Special counsel Cho Eun-suk's team requested the sentence during the final hearing of Yoon's trial at the Seoul Central District Court, just over a year after the then president declared martial law on December 3, 2024, with the stated aim of eradicating anti-state forces.
Yoon was indicted last January on charges of leading an insurrection through his declaration of martial law.
He was accused of staging a riot with the aim of subverting the Constitution after conspiring with former Defense Minister Kim Yong-hyun and others, and illegally declaring martial law in the absence of war or an equivalent national emergency.
In particular, he was charged with mobilizing troops and the police to seal off the National Assembly compound and prevent lawmakers from voting down his decree, and ordering the arrest and detention of the National Assembly speaker and the then leaders of the ruling and main opposition parties.
Yoon became the first sitting president to be indicted with physical detention in January last year.
He was released in March following a court order that canceled his arrest but was taken into custody again in July on additional charges related to his martial law attempt.
The hearing began in the morning with a paper evidence examination by Yoon's lawyers, which ran for some 11 hours before the special counsel team gave its final opinion and made the sentencing recommendation.
The session was a resumption of what was supposed to be the final hearing last Friday, which was suspended after lawyers for the former defense minister, one of seven other defendants in the trial, delayed proceedings by spending eight hours on examining paper evidence alone.
On Tuesday, the special prosecutors demanded life imprisonment for the former minister on charges of playing a key role in an insurrection through his involvement in the brief execution of martial law.

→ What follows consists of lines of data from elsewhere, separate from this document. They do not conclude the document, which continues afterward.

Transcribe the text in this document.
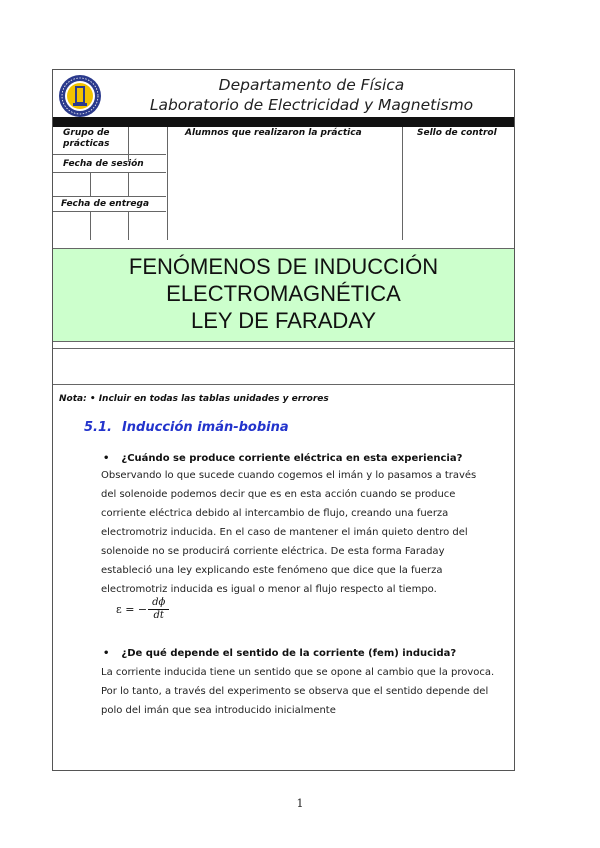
Departamento de Física
Laboratorio de Electricidad y Magnetismo
Grupo de
prácticas
Alumnos que realizaron la práctica	Sello de control
Fecha de sesión
Fecha de entrega
FENÓMENOS DE INDUCCIÓN
ELECTROMAGNÉTICA
LEY DE FARADAY
Nota: • Incluir en todas las tablas unidades y errores
5.1. Inducción imán-bobina
• ¿Cuándo se produce corriente eléctrica en esta experiencia?
Observando lo que sucede cuando cogemos el imán y lo pasamos a través
del solenoide podemos decir que es en esta acción cuando se produce
corriente eléctrica debido al intercambio de flujo, creando una fuerza
electromotriz inducida. En el caso de mantener el imán quieto dentro del
solenoide no se producirá corriente eléctrica. De esta forma Faraday
estableció una ley explicando este fenómeno que dice que la fuerza
electromotriz inducida es igual o menor al flujo respecto al tiempo.
ε = − $\frac{d\phi}{dt}$
• ¿De qué depende el sentido de la corriente (fem) inducida?
La corriente inducida tiene un sentido que se opone al cambio que la provoca.
Por lo tanto, a través del experimento se observa que el sentido depende del
polo del imán que sea introducido inicialmente
1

Amnesty International has categorized South Korea as a death penalty abolitionist in practice, as the punishment has not been carried out since December 1997.
Former President Chun Doo-hwan also stood trial on insurrection charges in 1996, in which the death penalty was recommended for his roles in a 1979 coup that installed him in power and the military's violent suppression of the Gwangju democratization movement in 1980.
Legal sources anticipate the court will rule on Yoon's case in February.